Between Pandagon and Adventus, one can get quite an education, you know ;) But sometimes it requires me to act,er, speak, er, type. And now I'm going to violate my own principles, for neither fun nor profit. I must make an ass of myself by pointing out that religion in general, and even Christianity in particular,
has more to it than one big patriarchal power trip. Yeah, there's a lot of that to be found. Religion is human thought about the Divine. Patriarchy pervades human thought in the historical period. Why would we be able to filter it out from that one subset?
Because, ultimately, religion isn't about power. At least, not the way I was taught and believe and try to practice it. It's about humility.
It's about acknowledging that humans in general, and I in particular, are flawed, falible, imperfect beings. That we (and I) fail. If humans are the end-all and be-all, there's no hope (to me), because we can't get everything right all the time. We never will be able to. We're only human.
I've been accused of talking to atheists and telling them were they're wrong.
This is probably true. I do this because I disagree, and want to explain why I, personally, can't be an atheist. You know, rather than attack the people themselves as self-important fools damned to eternal hellfire. I'm not THAT big an ass. But I'm gonna outline why atheism is not for me, and therefore, not for everyone.
First, I've talked about this before, I think atheism leads to an unhealthy neglect of one's spiritual nature. This is natural, because atheism involves a denial of spirituality as a real phenomenon, preferring materialism.
Now, I find materialism a particularly unsatisfying philosophical position. I have issues with both the problem of numbers (Platonic forms if I never saw one!), and because it is impossible to do ethics in a strictly materialist framework.

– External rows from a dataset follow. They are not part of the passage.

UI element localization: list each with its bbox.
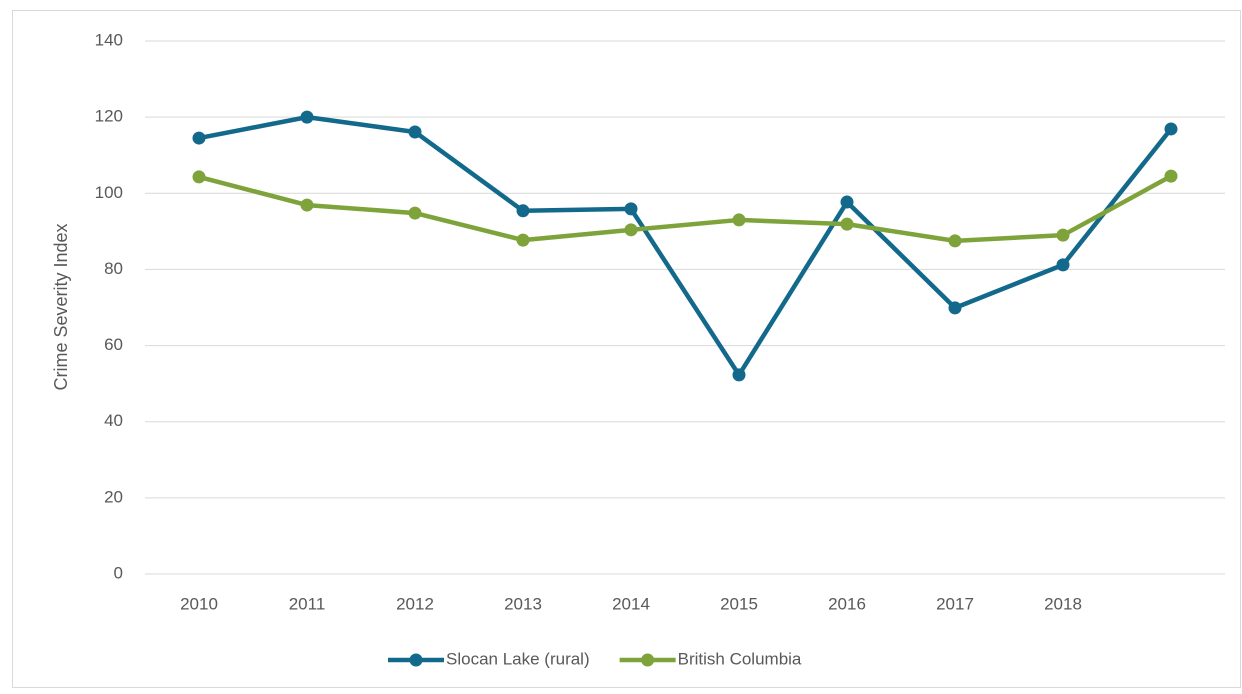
y-tick-label: 140: [95, 30, 123, 49]
y-tick-label: 60: [104, 335, 123, 354]
series-marker: [192, 170, 206, 184]
x-tick-label: 2015: [720, 594, 758, 613]
series-marker: [840, 195, 854, 209]
series-marker: [192, 131, 206, 145]
series-marker: [408, 206, 422, 220]
x-tick-label: 2014: [612, 594, 650, 613]
series-marker: [300, 198, 314, 212]
legend-label: Slocan Lake (rural): [446, 649, 590, 668]
y-tick-label: 80: [104, 259, 123, 278]
series-marker: [840, 217, 854, 231]
series-marker: [732, 213, 746, 227]
y-tick-label: 100: [95, 183, 123, 202]
x-tick-label: 2018: [1044, 594, 1082, 613]
x-tick-label: 2013: [504, 594, 542, 613]
chart-border: [12, 10, 1241, 688]
legend-label: British Columbia: [678, 649, 802, 668]
series-marker: [1056, 258, 1070, 272]
x-tick-label: 2011: [289, 594, 326, 613]
series-marker: [1164, 169, 1178, 183]
y-tick-label: 40: [104, 411, 123, 430]
series-marker: [948, 234, 962, 248]
series-marker: [624, 223, 638, 237]
series-marker: [732, 368, 746, 382]
x-tick-label: 2016: [828, 594, 866, 613]
x-tick-label: 2012: [396, 594, 434, 613]
series-marker: [1164, 122, 1178, 136]
x-tick-label: 2017: [936, 594, 974, 613]
series-marker: [300, 110, 314, 124]
series-marker: [1056, 228, 1070, 242]
y-tick-label: 20: [104, 487, 123, 506]
series-marker: [516, 233, 530, 247]
series-line: [198, 174, 1173, 244]
series-marker: [408, 125, 422, 139]
y-tick-label: 0: [114, 563, 123, 582]
legend-marker: [641, 653, 655, 667]
y-tick-label: 120: [95, 107, 123, 126]
series-marker: [624, 202, 638, 216]
series-marker: [948, 301, 962, 315]
y-axis-label: Crime Severity Index: [51, 223, 71, 390]
legend-marker: [409, 653, 423, 667]
x-tick-label: 2010: [180, 594, 218, 613]
series-marker: [516, 204, 530, 218]
series-line: [198, 114, 1173, 378]
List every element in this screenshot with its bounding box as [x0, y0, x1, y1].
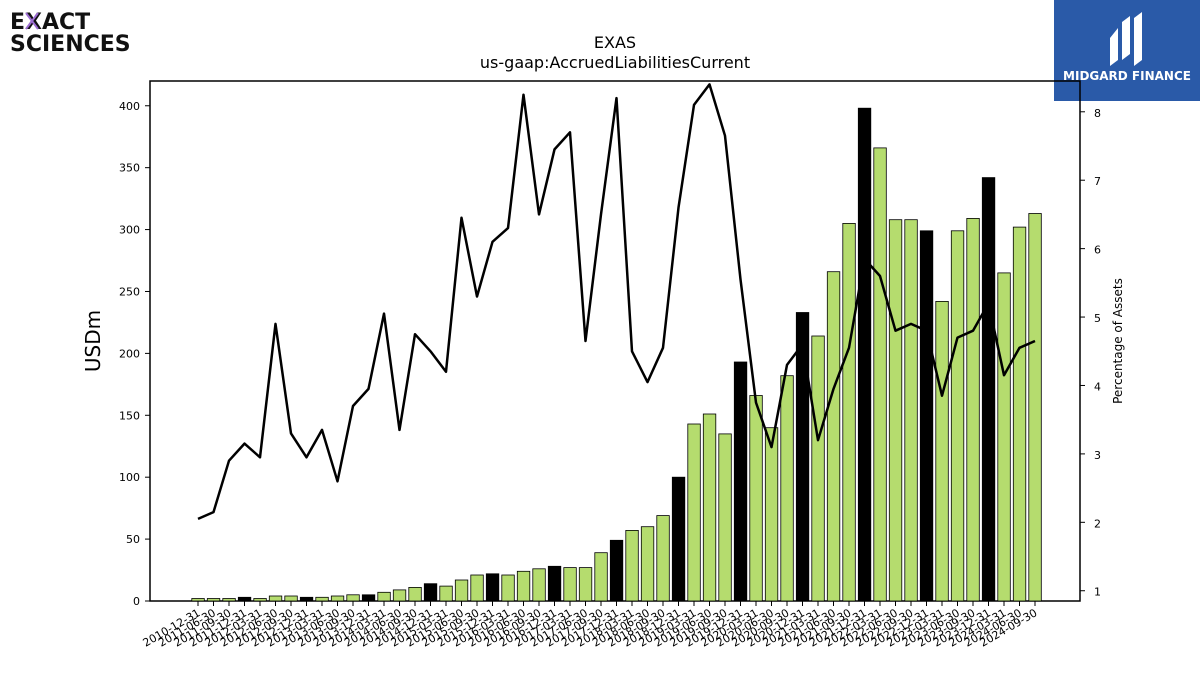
bar-2018-12-31 — [671, 476, 686, 602]
chart-subtitle: us-gaap:AccruedLiabilitiesCurrent — [480, 53, 750, 72]
y-tick-label: 50 — [126, 533, 140, 546]
bar-2012-09-30 — [284, 595, 298, 602]
bar-2023-06-30 — [950, 230, 965, 602]
bar-2015-12-31 — [485, 573, 500, 602]
bar-2024-09-30 — [1028, 213, 1042, 602]
bar-2013-09-30 — [346, 594, 360, 602]
exact-sciences-logo: EXACT SCIENCES — [10, 10, 140, 58]
bar-2020-06-30 — [764, 427, 779, 602]
y-tick-label: 400 — [119, 100, 140, 113]
midgard-mark-icon — [1110, 12, 1142, 66]
bar-2021-03-31 — [811, 335, 825, 602]
bar-2019-06-30 — [702, 413, 717, 602]
bar-2014-12-31 — [423, 583, 438, 602]
bar-2014-03-31 — [377, 591, 391, 602]
y-tick-label: 300 — [119, 224, 140, 237]
y-tick-label: 100 — [119, 471, 140, 484]
bar-2011-06-30 — [206, 598, 221, 602]
y-tick-label: 350 — [119, 162, 140, 175]
logo-line2: SCIENCES — [10, 32, 131, 57]
midgard-finance-logo: MIDGARD FINANCE — [1054, 0, 1200, 101]
bar-2018-06-30 — [640, 526, 655, 602]
bar-2013-12-31 — [361, 594, 376, 602]
bar-2011-09-30 — [222, 598, 236, 602]
bar-2015-06-30 — [454, 579, 469, 602]
plot-area: 0 50 100 150 200 250 300 350 400 1 2 3 4 5 6 7 8 — [119, 80, 1101, 608]
logo-x-accent — [25, 12, 39, 30]
bar-2015-09-30 — [470, 574, 484, 602]
y2-tick-label: 6 — [1094, 244, 1101, 257]
y-tick-label: 150 — [119, 409, 140, 422]
bar-2011-12-31 — [237, 596, 252, 602]
bar-2022-09-30 — [904, 219, 918, 602]
bar-2016-12-31 — [547, 565, 562, 602]
y-tick-label: 250 — [119, 285, 140, 298]
bar-2022-06-30 — [888, 219, 903, 602]
bar-2024-03-31 — [997, 272, 1011, 602]
bar-2018-09-30 — [656, 515, 670, 602]
bar-2023-12-31 — [981, 177, 996, 602]
bar-2012-12-31 — [299, 596, 314, 602]
bar-2020-09-30 — [780, 375, 794, 602]
bar-2012-03-31 — [253, 598, 267, 602]
chart-title: EXAS — [594, 33, 636, 52]
bar-2019-03-31 — [687, 423, 701, 602]
bar-2023-09-30 — [966, 217, 980, 602]
bar-2021-12-31 — [857, 107, 872, 602]
y2-tick-label: 1 — [1094, 586, 1101, 599]
y-axis-label: USDm — [81, 310, 105, 372]
bar-2012-06-30 — [268, 595, 283, 602]
bar-2019-09-30 — [718, 433, 732, 602]
bar-2014-06-30 — [392, 589, 407, 602]
percentage-of-assets-line — [197, 83, 1036, 521]
bar-2022-03-31 — [873, 147, 887, 602]
bar-2019-12-31 — [733, 361, 748, 602]
bar-2020-03-31 — [749, 395, 763, 602]
bar-2020-12-31 — [795, 312, 810, 602]
y2-tick-label: 4 — [1094, 380, 1101, 393]
y2-axis-label: Percentage of Assets — [1111, 278, 1125, 404]
y-tick-label: 200 — [119, 347, 140, 360]
bar-2017-03-31 — [563, 567, 577, 602]
bar-2016-03-31 — [501, 574, 515, 602]
bar-2010-12-31 — [191, 598, 205, 602]
bar-2016-09-30 — [532, 568, 546, 602]
bar-2021-09-30 — [842, 222, 856, 602]
y2-tick-label: 7 — [1094, 175, 1101, 188]
bar-2013-06-30 — [330, 595, 345, 602]
bar-2022-12-31 — [919, 230, 934, 602]
y2-tick-label: 3 — [1094, 449, 1101, 462]
bar-2017-12-31 — [609, 539, 624, 602]
logo-line1: EXACT — [10, 10, 90, 35]
bar-2017-09-30 — [594, 552, 608, 602]
y-tick-label: 0 — [133, 595, 140, 608]
bar-2018-03-31 — [625, 530, 639, 602]
bar-2015-03-31 — [439, 585, 453, 602]
y2-tick-label: 5 — [1094, 312, 1101, 325]
bar-2014-09-30 — [408, 587, 422, 602]
y2-tick-label: 2 — [1094, 517, 1101, 530]
bar-2024-06-30 — [1012, 226, 1027, 602]
bar-2016-06-30 — [516, 570, 531, 602]
bar-2013-03-31 — [315, 596, 329, 602]
bar-2021-06-30 — [826, 271, 841, 602]
midgard-text: MIDGARD FINANCE — [1063, 69, 1191, 83]
bar-2023-03-31 — [935, 300, 949, 602]
y2-tick-label: 8 — [1094, 107, 1101, 120]
bar-2017-06-30 — [578, 567, 593, 602]
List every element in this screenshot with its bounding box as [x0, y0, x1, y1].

Materialism doesn't lend itself to ethics, because "good" and "evil" are abstract concepts. nary a particle of either if you demolish the universe to fundamental particles.
My third problem with atheism has to do with the nature of humans as imperfect, flawed beings. As I said above, we fail. None of us lives up to even what we think of as morality completely perfectly, all the time. In more religious terms, sin happens. Atheism, as far as I can tell, offers no method for addressing questions like sin, repentance, atonement, and rehabilitation.
Now, some of these objections are probably based on my own ignorance of the subtle nuances of current atheist thought. But hey, I already disagree with it, why should I bother learning more when I can pillory strawmen? Or even just argue out of y own good-faith, if inaccurate, understanding?